„Auszug aus dem Buch „Teure Mieten abschaffen“ Epilog, Autor Anita Tusch
Die Probleme häufen sich und die Schere zwischen arm und reich wird zunehmend größer. Doch wir sollten bei aller Polemik, Probleme, Mißstände und Negativdenken sowie Ängsten die viele Menschen haben, nicht aus dem Auge verlieren, dass wir in einem sehr schönem Land leben und vor allem Freiheiten haben, Dinge selbst in die Hand zu nehmen.
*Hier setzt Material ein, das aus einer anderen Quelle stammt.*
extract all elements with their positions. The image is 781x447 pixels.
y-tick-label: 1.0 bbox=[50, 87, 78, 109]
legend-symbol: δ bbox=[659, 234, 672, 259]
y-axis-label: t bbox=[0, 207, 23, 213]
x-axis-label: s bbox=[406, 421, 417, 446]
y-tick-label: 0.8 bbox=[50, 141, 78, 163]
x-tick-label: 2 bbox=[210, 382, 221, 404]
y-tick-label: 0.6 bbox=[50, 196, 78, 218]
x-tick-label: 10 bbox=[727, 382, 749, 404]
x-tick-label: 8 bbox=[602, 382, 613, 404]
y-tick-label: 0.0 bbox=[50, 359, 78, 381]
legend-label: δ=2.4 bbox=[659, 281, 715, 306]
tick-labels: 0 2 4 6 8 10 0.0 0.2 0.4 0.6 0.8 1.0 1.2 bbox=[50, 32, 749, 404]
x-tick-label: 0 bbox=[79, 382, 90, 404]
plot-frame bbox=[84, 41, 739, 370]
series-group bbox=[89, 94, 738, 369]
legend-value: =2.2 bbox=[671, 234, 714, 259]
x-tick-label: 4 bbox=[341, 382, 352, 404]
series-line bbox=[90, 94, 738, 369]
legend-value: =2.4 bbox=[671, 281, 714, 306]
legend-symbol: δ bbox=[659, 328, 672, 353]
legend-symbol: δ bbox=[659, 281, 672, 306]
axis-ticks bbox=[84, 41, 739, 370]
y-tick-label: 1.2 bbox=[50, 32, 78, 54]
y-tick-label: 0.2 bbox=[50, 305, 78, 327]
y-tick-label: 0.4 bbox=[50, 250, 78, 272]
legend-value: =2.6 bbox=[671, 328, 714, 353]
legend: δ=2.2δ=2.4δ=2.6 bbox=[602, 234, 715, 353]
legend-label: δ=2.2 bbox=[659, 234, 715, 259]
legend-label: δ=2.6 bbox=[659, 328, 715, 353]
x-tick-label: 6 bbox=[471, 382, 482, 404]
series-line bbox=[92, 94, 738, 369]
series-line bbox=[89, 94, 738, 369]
Das Buch „Teure Mieten abschaffen“ von Hamid Djadda ist nicht nur ein Appell an alle Unternehmer, die Möglichkeiten und Positionen nutzen könnten um mitzuhelfen. Nein, es ist ein Appell an alle Bürger unserer Stadt, eine längst überfällige zivilisierte Revolution in Gang zu setzen. Dieses Buch und seine Zeilen, zeigen auf, dass es Zeit wird für einen Umbruch.
Und zwar im Denken und folgedessen wird dies auch unser Handeln verändern. Jeder Unternehmer, jeder Mensch sollte sich bewusst machen, dass auch er selbst etwas unternehmen kann.
In unserer Gesellschaft häufen sich die Probleme, da sie seit Jahrzehnten nicht angepackt worden sind. „Das wird auch immer so bleiben“, erzählte mir in einem langen Gespräch Hamid Djadda, “wenn wir nicht alle anfangen mitzuhelfen oder anderes zu tun“. In der Psychologie nennte man dies, „den Kreis durchbrechen“.
Machen wir es einfach anders und nicht wie bisher. Lasst uns gemeinsam den Kreis durchbrechen.
Als Beispiel möchte ich die Geschichte, die Hamid Djadda in seinem Buch im Kapitel „Der Weg zum Paradies – Gemeinnützigkeit“ erzählte, aus der Sicht des Glasermeisters Hans-Jürgen Arnsmann erzählen, den ich vor Veröffentlichung des Buches kennenlernen durfte.
Ich nenne diese Geschichte einfach mal: Das Wunder von Friedenau
Im Kapitel „Der Weg zum Paradies – Gemeinnützigkeit“ hat Hamid Djadda deutlich gemacht, dass es wenig Sinn macht Politikern hinterherzulaufen und gar um Lösungen anzubetteln. Im Zuge seines Weges, den Berliner Immobilienmarkt besser zu verstehen, sich schlau zu machen, mit Menschen zu sprechen fand er eine Kernlösung: private, gemeinnützige Stiftungen.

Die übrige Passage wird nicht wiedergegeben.